我等も食するのを楽しみにしていたのだ、フリードも楽しむといい。」

「創造神の世界の料理ですか?それは神の世界の料理という事ですか?」

「うむ、厳密に言うと違うそうだが故郷の料理という物だな。」

「それはさぞ素晴らしい料理に違いないですね。」

「そうだろう、どのような味がするか楽しみなのだ。」

クーラの絶賛する料理を食べないという選択肢は無くなった、フリードは覚悟を決める。


乾杯の合図があり、食事へと手を伸ばす、恐ろしいのは生魚を切っただけの料理である。

ライン領には海が無く、魚は高級品なのだが、生で食べるなど想像も出来ない。

恐る恐る、生魚にフォークを伸ばす。


「あっ、もしかして生魚苦手ですか?」

フリードは声をかけられた方向に向くと人族が立っていた。

「おや、貴殿は人族ですか?」

「ええ、クーラさんの所でお世話になっているゴウと言います。
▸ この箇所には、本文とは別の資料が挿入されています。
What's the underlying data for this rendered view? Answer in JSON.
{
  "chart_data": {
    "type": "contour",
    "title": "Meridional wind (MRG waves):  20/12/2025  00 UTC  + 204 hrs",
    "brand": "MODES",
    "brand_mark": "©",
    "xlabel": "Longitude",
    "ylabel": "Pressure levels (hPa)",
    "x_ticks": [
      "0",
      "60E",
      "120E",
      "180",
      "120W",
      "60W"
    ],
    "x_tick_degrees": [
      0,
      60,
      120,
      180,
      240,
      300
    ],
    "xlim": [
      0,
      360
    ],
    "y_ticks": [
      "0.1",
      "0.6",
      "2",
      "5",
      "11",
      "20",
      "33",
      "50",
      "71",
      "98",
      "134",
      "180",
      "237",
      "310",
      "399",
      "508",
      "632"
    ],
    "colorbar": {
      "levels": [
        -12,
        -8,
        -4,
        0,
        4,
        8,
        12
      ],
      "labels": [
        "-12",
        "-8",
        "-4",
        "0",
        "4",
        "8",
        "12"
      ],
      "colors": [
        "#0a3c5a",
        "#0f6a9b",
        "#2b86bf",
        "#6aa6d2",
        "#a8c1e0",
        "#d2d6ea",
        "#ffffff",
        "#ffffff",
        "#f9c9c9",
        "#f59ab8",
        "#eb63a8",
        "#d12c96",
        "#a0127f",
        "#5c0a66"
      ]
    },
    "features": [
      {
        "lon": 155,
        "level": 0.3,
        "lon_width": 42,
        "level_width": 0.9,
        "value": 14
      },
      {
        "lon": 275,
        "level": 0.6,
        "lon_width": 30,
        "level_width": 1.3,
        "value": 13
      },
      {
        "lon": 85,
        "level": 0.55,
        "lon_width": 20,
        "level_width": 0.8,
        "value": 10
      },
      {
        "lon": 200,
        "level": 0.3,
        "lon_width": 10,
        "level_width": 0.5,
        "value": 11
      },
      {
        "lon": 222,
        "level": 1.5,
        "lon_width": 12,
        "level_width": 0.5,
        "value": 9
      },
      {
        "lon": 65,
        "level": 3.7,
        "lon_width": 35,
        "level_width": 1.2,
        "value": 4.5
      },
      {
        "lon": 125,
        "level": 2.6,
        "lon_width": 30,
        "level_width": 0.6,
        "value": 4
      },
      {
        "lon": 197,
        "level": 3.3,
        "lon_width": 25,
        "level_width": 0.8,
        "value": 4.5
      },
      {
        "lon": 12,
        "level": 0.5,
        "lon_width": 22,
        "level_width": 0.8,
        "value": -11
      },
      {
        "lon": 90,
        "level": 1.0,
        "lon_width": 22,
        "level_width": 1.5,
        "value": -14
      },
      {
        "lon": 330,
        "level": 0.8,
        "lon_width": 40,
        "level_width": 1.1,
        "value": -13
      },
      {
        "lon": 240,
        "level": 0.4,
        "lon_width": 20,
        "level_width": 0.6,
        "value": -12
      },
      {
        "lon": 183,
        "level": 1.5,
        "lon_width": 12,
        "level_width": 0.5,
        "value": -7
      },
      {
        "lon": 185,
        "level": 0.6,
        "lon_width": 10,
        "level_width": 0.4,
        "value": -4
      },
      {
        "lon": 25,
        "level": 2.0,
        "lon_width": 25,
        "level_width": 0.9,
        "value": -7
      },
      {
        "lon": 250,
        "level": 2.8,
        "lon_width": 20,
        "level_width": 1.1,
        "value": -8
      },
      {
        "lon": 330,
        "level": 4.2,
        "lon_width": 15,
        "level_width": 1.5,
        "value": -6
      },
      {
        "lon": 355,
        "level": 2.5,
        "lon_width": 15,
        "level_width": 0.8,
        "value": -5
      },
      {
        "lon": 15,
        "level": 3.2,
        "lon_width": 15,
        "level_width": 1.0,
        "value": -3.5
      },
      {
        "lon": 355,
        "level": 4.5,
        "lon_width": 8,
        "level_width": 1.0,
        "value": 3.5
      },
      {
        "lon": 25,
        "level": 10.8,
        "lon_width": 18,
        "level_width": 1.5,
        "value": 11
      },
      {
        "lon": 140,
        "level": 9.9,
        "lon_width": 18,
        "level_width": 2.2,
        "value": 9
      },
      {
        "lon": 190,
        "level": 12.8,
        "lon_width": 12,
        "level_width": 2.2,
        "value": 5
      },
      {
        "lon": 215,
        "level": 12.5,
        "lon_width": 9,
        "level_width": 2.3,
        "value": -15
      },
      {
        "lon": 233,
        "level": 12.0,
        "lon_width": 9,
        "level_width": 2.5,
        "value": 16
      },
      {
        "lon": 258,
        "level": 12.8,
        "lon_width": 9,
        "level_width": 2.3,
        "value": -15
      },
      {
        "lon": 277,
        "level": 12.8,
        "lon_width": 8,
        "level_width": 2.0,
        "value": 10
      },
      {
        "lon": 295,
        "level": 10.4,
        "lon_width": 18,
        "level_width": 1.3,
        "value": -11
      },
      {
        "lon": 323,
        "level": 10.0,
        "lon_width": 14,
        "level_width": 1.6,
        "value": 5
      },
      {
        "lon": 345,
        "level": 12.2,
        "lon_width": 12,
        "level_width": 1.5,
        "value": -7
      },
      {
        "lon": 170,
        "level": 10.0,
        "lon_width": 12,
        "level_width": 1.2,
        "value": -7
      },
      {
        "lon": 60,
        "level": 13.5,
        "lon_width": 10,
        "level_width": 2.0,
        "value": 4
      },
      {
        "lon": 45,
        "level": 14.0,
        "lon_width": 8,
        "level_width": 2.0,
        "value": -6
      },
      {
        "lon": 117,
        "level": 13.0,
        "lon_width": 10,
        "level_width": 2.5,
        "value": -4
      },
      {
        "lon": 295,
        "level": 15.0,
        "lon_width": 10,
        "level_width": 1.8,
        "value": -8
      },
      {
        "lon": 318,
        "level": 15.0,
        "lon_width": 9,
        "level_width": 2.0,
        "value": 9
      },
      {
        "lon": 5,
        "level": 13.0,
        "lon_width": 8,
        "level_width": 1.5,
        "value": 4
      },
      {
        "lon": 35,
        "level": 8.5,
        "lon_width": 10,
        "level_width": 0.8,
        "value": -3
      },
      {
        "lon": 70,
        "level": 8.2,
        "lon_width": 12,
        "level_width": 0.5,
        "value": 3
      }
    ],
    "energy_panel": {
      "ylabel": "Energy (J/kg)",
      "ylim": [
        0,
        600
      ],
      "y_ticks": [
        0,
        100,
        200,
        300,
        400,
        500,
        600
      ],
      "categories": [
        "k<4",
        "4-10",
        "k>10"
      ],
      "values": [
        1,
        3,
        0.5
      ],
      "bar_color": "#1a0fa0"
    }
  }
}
」

「魔王様の所でお世話になっている人族がいたのですね。」

「ええ、それで生魚が苦手なら交換することもできますよ?」

「いや、魔王様が用意してくださった物だ、食べねばなるまい。」

「それでしたら、その小皿にある醤油、タレにつけて食べてください。

美味しいですよ。」

「ありがとう、食べさせて貰うよ。」

フリードは人族と話した事もあり、緊張が少し和らぐ。

そして、一口・・・


「これは!」

生魚だが臭みは無く、甘辛いタレが魚の身の味を引き立たせていた。

「素晴らしい!!こんな料理があったなんて!」

「お口にあったようで良かったです。

おっと、呼ばれているみたいですのでこれで失礼します。」

食べれなかった時に備えてくれていたのだろうか、近くで様子を見ていたゴウが呼ばれた方に立ち去っていくのをフリードは礼も言えずに見送るのだった。


「失礼な事をしてしまったな、どこかで会えば礼を言わなければならない・・・

うん?待てよ、何故あの男は魔族だらけのこの場にいるんだ?」

フリードは人族がこの場にいる事を不自然に思う、ポメが降伏したとはいえ魔族の重鎮が並ぶこの場に簡単に入れるとは思えない。